Proteome of the cortex of old Pink1-SNCA A53T double mutant Parkinson mice

Parkinson's Disease (PD) is primarily caused by aggregates of alpha synuclein (SNCA) in dopaminergic neurons of the substantia nigra, but PD is a systemic disease and may lead to PD-associated dementia complex. PD-associated encephalopathy is a late manifestation in PD patients at risk for example owing to mutations of the lysosomal enzyme glucocerebrosidase. Defects of lysosomal waste removal and aggregation of mutant alpha synuclein (SNCA) impacts of the proteome. Here, we studied the proteome of the prefrontal cortex in Pink1-/-SNCA A53T double mutant mice in comparison with their wildtype controls. Pink1-/-SNCA A53T mice carry a loss of function knock-in mutation of PTEN induced kinase (Pink1), plus the human A53T mutation of alpha synuclein (SNCA-A53T) [1, 2]. Homozygous Pink1-/-SNCA A53T double mutant mice were generated by crossing Pink1-/- mice (background: 129/SvEv) with A53T-SNCA-overexpressing PrPmtA mice (background: FVB/N) and then, interbreeding the littermates. Wildtype (WT) control mice are hybrids from a crossbreeding of 129/SvEv and FVB/N mice, which were descended from littermates of the respective single mutant animals. Pink1-/-SNCA A53T mice develop spontaneous motor symptoms at advanced ages, with a progressive incidence above 15 months of age. The phenotype of Pink1-/-SNCA A53T and wildtype control mice was observed during aging. Mice were euthanized at an age of 1-1.5 years (matched with the controls). The cortices were rapidly removed and frozen in liquid nitrogen and processed for label free proteomic analyses.
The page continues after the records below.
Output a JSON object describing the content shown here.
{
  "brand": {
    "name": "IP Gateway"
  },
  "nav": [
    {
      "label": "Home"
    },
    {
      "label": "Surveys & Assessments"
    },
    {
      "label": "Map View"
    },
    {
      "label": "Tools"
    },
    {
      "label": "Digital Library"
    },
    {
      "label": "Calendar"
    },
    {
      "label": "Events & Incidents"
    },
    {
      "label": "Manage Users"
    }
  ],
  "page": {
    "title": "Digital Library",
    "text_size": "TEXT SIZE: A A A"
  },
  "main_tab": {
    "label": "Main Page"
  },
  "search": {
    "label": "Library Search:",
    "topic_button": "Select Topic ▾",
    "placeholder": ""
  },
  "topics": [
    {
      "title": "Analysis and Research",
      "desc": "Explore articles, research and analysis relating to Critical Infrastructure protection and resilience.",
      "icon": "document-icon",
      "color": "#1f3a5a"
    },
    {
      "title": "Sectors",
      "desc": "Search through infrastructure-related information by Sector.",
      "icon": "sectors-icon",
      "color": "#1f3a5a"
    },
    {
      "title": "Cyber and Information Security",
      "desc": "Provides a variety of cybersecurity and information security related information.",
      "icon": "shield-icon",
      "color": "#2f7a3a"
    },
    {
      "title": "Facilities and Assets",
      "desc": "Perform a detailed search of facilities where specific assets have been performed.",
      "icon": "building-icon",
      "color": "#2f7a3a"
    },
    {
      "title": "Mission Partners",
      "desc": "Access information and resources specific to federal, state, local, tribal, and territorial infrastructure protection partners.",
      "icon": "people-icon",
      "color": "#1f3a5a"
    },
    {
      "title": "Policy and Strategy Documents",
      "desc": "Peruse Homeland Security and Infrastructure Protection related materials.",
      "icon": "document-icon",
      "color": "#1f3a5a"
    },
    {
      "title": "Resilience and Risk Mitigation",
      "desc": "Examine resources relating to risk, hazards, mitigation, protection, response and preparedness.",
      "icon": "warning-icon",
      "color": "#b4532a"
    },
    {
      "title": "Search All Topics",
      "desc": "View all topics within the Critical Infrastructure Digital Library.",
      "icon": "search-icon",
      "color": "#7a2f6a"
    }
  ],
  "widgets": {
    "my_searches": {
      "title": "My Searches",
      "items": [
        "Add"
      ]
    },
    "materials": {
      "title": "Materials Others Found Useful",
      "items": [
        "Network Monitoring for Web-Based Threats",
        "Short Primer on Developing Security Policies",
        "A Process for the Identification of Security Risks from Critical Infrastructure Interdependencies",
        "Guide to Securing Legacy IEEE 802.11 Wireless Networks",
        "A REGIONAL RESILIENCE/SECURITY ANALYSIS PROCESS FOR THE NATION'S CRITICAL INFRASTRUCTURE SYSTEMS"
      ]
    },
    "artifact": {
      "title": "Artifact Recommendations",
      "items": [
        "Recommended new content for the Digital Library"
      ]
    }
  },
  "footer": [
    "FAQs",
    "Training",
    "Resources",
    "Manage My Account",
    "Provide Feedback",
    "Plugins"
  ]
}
帕金森病（Parkinson's Disease, PD）主要由黑质多巴胺能神经元内的α-突触核蛋白（alpha synuclein, SNCA）聚集引发，但PD实则为系统性疾病，还可诱发帕金森病相关痴呆综合征。由溶酶体酶葡糖脑苷脂酶突变等风险因素导致的帕金森病相关脑病，是PD患者的晚期表现。溶酶体废物清除缺陷与突变型α-突触核蛋白（alpha synuclein, SNCA）聚集会对蛋白质组造成影响。本研究针对Pink1基因敲除/SNCA A53T双突变小鼠的前额叶皮层蛋白质组展开研究，并与野生型对照小鼠进行对比。Pink1-/-SNCA A53T小鼠携带有PTEN诱导激酶（PTEN induced kinase, Pink1）的功能缺失敲入突变，以及人类α-突触核蛋白A53T突变（SNCA-A53T）[1, 2]。纯合子Pink1-/-SNCA A53T双突变小鼠的构建方式为：先将Pink1基因敲除小鼠（背景品系：129/SvEv）与过表达A53T-SNCA的PrPmtA小鼠（背景品系：FVB/N）杂交，随后对所得子代进行同胞兄妹交配。野生型（WT）对照小鼠为129/SvEv与FVB/N品系小鼠杂交所得的杂交一代，其亲本来自上述单突变小鼠的同胞后代。Pink1-/-SNCA A53T小鼠在老龄阶段会出现自发性运动症状，15月龄以上发病率逐渐升高。研究过程中观察了Pink1-/-SNCA A53T双突变小鼠与野生型对照小鼠在衰老过程中的表型变化。小鼠在1~1.5岁龄时实施安乐死（与对照组小鼠年龄匹配），快速分离皮层组织并置于液氮中速冻，随后进行无标记蛋白质组学分析。